Are My Inductor Equations Correct?

[PhysicsTest]

Homework Statement

a. What is the energizing circuit time constant?
b. Close the switch and determine the equation for iL and vL during current buildup.
c. What are iL and vL at t = 25 ms?

Relevant Equations

i = E/R*(1 - e^{-Rt/L})

I have redrawn the circuit as below

40 - (I2+0.5)200 - (I2 + IL)*300 = 0 -> eq1
-(I2 + IL)*300 - IL*280 - 4*dIL/dt = 0 -> eq2
Are my equations correct?

 

[DaveE]

Looks good to me.

 

[PhysicsTest]

I tried the following but answer does not match

$40 - (I_2 + 0.5)200 - (I_2+I_l)*300=0$ -> 1
$500i_2 = 140 - 300i_l$ -> 1i
$-(I_2+I_l)*300 - I_l*280 - 4\frac{dI_l} {dt} =0$ -> 2
$-300I_2 - 580I_l - 4 \frac{dI_l} {dt} = 0$ -> 2i
Substituting 2i in 1i
$\frac{di_l} {dt} + 75i_l + 21 =0$ Solving for il
$i_l = \frac{21e^{-75t}} {75} - \frac{21} {75}$
a. Energizing circuit time out, i tried to calculate $\tau$
$\tau = \frac{1} {75} = 0.013$ But the answer is 10ms.

 

[DaveE]

There's a sign error when you put the numbers into eqn 1.
40-100≠140.

edit: BTW, this kind of mistake is incredibly common when doing this sort of problem. We ALL do it, all the time. You should just get used to checking for them. It's tedious, but the effort saved by avoiding confusion is worth it in the long run.

 

[PhysicsTest]

Yes, i got the equation as
$i_l = \frac 9 {100}(1- e^{-100t})$Amps
and
$v_l = 36e^{-100t}$
The time constant is 10ms.
At 25ms
$i_l=82.6 A$ $v_l = 2.95V$

But one question that i want to understand is the negative of the voltage source is not ground reference. As per the theory the ground is low resistance path so the current will try to flow to the ground or negative side of the battery?

 

[DaveE]

"Ground" can be thought of as an arbitrary choice for the name of a circuit node. The analysis of this schematic is the same regardless of where you define ground to be. When you were figuring out KVL around each of those loops, did ground matter for your resulting equations?

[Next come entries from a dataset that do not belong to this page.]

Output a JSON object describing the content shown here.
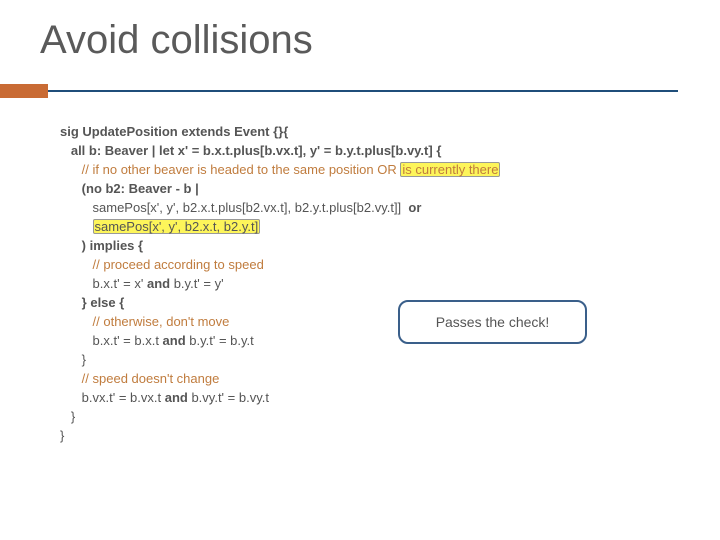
{
  "title": "Avoid collisions",
  "code": {
    "l1": "sig UpdatePosition extends Event {}{",
    "l2": "   all b: Beaver | let x' = b.x.t.plus[b.vx.t], y' = b.y.t.plus[b.vy.t] {",
    "l3_pre": "      ",
    "l3_cm": "// if no other beaver is headed to the same position OR ",
    "l3_hl": "is currently there",
    "l4": "      (no b2: Beaver - b |",
    "l5_pre": "         samePos[x', y', b2.x.t.plus[b2.vx.t], b2.y.t.plus[b2.vy.t]]",
    "l5_or": "  or",
    "l6_pre": "         ",
    "l6_hl": "samePos[x', y', b2.x.t, b2.y.t]",
    "l7": "      ) implies {",
    "l8_pre": "         ",
    "l8_cm": "// proceed according to speed",
    "l9a": "         b.x.t' = x' ",
    "l9and": "and",
    "l9b": " b.y.t' = y'",
    "l10": "      } else {",
    "l11_pre": "         ",
    "l11_cm": "// otherwise, don't move",
    "l12a": "         b.x.t' = b.x.t ",
    "l12and": "and",
    "l12b": " b.y.t' = b.y.t",
    "l13": "      }",
    "l14_pre": "      ",
    "l14_cm": "// speed doesn't change",
    "l15a": "      b.vx.t' = b.vx.t ",
    "l15and": "and",
    "l15b": " b.vy.t' = b.vy.t",
    "l16": "   }",
    "l17": "}"
  },
  "callout": "Passes the check!"
}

Ground may not always be "the low resistance path", it is usually just a name. Ground really can matter if you are dealing with circuits that interface with other circuits, then "ground" may be a shared node between circuits.

 

[phinds]

the current will try to flow to the ground or negative side of the battery?

In addition to @DaveE's explanation, keep in mind that current does not HAVE to flow to the negative side of a voltage source in such idealized problems. In real life you have issues in trying to swamp a battery or power supply with reverse current but in idealized beginner's problem, that is not the case. I'm NOT suggesting that it's happening in this case, I'm just pointing it out for completeness sake.